4.2 House of Commons Foreign Affairs Committee inquiry into the integrated review 2022

In November 2022, the House of Commons Foreign Affairs Committee conducted an inquiry into the 2021 integrated review ahead of the publication of the refresh. The following month, the committee published its findings in a report entitled ‘Refreshing our approach? Updating the integrated review’.

The committee noted that the government had designated China as a “systematic competitor” in the 2021 integrated review. However, the committee argued that the government needed to be “firmer and more explicit in articulating the UK’s security interests when it comes to China”. The committee said it would support the government if it changed the language used to describe China in the refresh from “systematic competitor” to “threat”, particularly if this was accompanied by “carefully calibrated and proportionate policy change […] rather than empty rhetoric”. While the committee said the integrated review also acknowledged that the UK would need to compete with China in some areas and cooperate in others, the committee recommended the government should “address the long-term viability of this approach” when updating the review.
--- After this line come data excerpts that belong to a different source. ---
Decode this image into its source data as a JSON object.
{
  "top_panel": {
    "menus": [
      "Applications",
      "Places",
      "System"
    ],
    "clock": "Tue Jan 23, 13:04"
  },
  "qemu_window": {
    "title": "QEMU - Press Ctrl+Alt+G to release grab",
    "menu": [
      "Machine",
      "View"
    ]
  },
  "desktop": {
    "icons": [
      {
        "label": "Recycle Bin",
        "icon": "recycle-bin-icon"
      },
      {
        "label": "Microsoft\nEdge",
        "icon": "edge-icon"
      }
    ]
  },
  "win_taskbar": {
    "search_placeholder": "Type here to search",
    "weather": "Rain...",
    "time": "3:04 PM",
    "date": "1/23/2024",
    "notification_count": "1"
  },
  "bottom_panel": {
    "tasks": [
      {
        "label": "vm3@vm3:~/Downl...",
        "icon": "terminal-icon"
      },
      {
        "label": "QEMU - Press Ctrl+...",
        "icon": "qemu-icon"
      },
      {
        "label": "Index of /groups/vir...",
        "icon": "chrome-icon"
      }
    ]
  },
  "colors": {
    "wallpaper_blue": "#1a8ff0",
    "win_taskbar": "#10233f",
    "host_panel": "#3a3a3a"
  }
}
In May 2023, the government published its response to the committee. The government noted that since the publication of the committee’s report it had published the integrated review refresh. Addressing the committee’s conclusion that it should consider redesignating China as a threat, the government said that it had partially agreed with the recommendation. The government also noted its “increasing concern” about the CCP’s actions at home and abroad. However, it recognised China’s size and importance on almost every global issue and the UK’s national interest in “advancing British interests directly with China”. The government therefore argued that it was “impossible, impractical, and unwise to sum up China in one word”. Responding to the committee’s recommendation that it should address the long-term viability of its approach to China, the government said it agreed and had set out its policy on China in the integrated review refresh.

4.3 Intelligence and Security Committee of Parliament inquiry into China 2023

In May 2023, the Intelligence and Security Committee of Parliament sent its report on China to the prime minister, Rishi Sunak. In accordance with section 3 of the Justice and Security Act 2013, the prime minister was required to consider whether there was any information in the report which, if published, would be “prejudicial to the continued discharge of the functions of the security and intelligence agencies”. By convention, the committee had asked the prime minister to respond to the committee within 10 working days.

On 21 June 2023, the committee announced that Rishi Sunak had responded and that the report would be laid before Parliament ahead of the summer recess. It also said that it had sought an explanation from Mr Sunak as to why his response to the committee had been delayed.